Saturday, January 22, 2005

The Urge of the Boddhisatva

Listening to: Franz Ferdinand, Franz Ferdinand

Before I get started, I want to lay out a couple of disclaimers. First of all, if you're a supporter of the Iraq war, you're not going to like this post. However, if you have an open mind or maybe, if you're having your doubts about how things are going over there and your support is flagging, maybe this post will be the push you need.

Secondly, I have tried to keep this blog apolitical (since I also keep a political blog for airing my decidedly left-of-center views) but sometimes my passions overwhelm my sense of discretion. Tonight, I was moved to the point where my resolve was broken down because I was so affected, as a father, by the image I saw while surfing a diary at Daily Kos.

I write this as a loving father, not an idealogue.

The photo is of a 10-year old girl whose her parents were shot to death by US soldiers when the car she and her family were in failed to stop at a checkpoint.





As you can see, the girls hands are dripping with blood, presumably the blood of her dead parents. You can also see the sheer terror on her face. I want - so badly - to pick her up, cradle her in my arms, to weep with her; I want to take her pain away, my pain is the knowledge that there is absolutely nothing I can do for her, no way to comfort her.

This past week I have had scant sleep because my own children have been so sick, I have been hyper-aware of every cough, every groan, every cry in the night. There is no doubt that I'm over-protective. One of these days I'll be called upon to comfort heartache and I'm dreading that moment. The futility of not being able to rebuild a shattered self-esteem, the awareness that a broken bone will mend but a broken heart leaves a lasting scar - as a father of young children, I am an automatic hero but I know that one day my powers will be worthless.

As a father, I cannot help but be profoundly moved by the look of incredible confusion and fear on that little girl's face. Yes, my heart also goes out to the children (and spouses and parents) of our soldiers in Iraq. However, the children of our fallen soldiers didn't watch their parents being ripped to pieces by bullets. The horror that little girl experienced is incomprehensible. I would not wish it on anyone.

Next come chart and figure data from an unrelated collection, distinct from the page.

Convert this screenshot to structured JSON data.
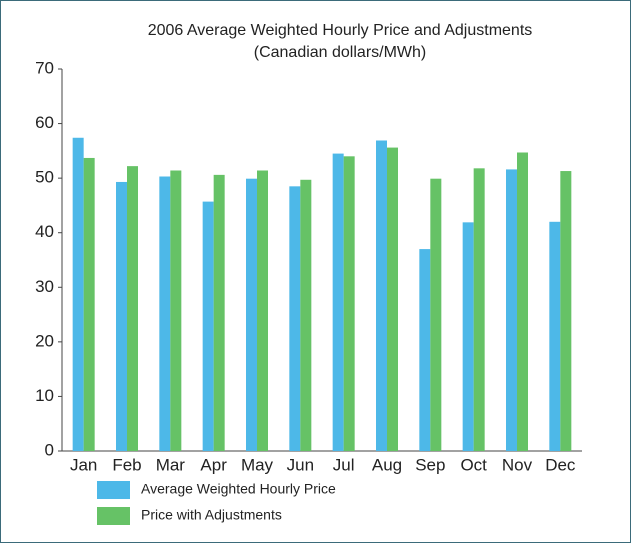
{
  "chart_data": {
    "type": "bar",
    "title": "2006 Average Weighted Hourly Price and Adjustments",
    "subtitle": "(Canadian dollars/MWh)",
    "categories": [
      "Jan",
      "Feb",
      "Mar",
      "Apr",
      "May",
      "Jun",
      "Jul",
      "Aug",
      "Sep",
      "Oct",
      "Nov",
      "Dec"
    ],
    "series": [
      {
        "name": "Average Weighted Hourly Price",
        "color": "#4db8e8",
        "values": [
          57.4,
          49.3,
          50.3,
          45.7,
          49.9,
          48.5,
          54.5,
          56.9,
          37.0,
          41.9,
          51.6,
          42.0
        ]
      },
      {
        "name": "Price with Adjustments",
        "color": "#66c266",
        "values": [
          53.7,
          52.2,
          51.4,
          50.6,
          51.4,
          49.7,
          54.0,
          55.6,
          49.9,
          51.8,
          54.7,
          51.3
        ]
      }
    ],
    "ylim": [
      0,
      70
    ],
    "yticks": [
      0,
      10,
      20,
      30,
      40,
      50,
      60,
      70
    ]
  }
}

Selfishly, I pray that my own children will never know that kind of terror or confusion or pain. Oh, my kids will know pain and fear and hopefully, they'll learn from their moments of darkness.

----- AFTERTHOUGHT -----

There is no doubt in my mind that some mindless troll will comment that I "hate my country" or that I "don't support the troops". Those comments amaze me. The country I grew up learning about, respecting, pledging my allegiance to, was a country where all points of view were honored and respected. Freedom of speech was not only a right but an obligation, especially when one believed the country had strayed from its principles. The current practice of dismissing voices who oppose the President and his war as "un-American" or "giving comfort to the enemy" is gutless and intellectually impoverished; it is also, um, un-American. The framers of the Constitution recognized that freedom of speech was a necessary obstacle to tyranny.

I have no problem with people who support President Bush and/or the Iraq war. However, I have no patience for those who dismiss my considered and conscientious point of view with dishonest, cowardly, and ultimately baseless ad hominem attacks.

3 comments:

Jenl said...

In the pic...what is being pointed toward the little girl's head? Do you know?

Puck said...

A gun.

There's another version of this picture (it's the same photographer), you see a shoulder off to the girl's right. Of course he's armed, although I don't think he's aiming his rifle at the girl, keeping his gun on her. I think the gun is at rest.

Jenl said...

Ok, that's what I feared.

Scary image. Having trouble processing it, really, given my dependence on "sterilized" information.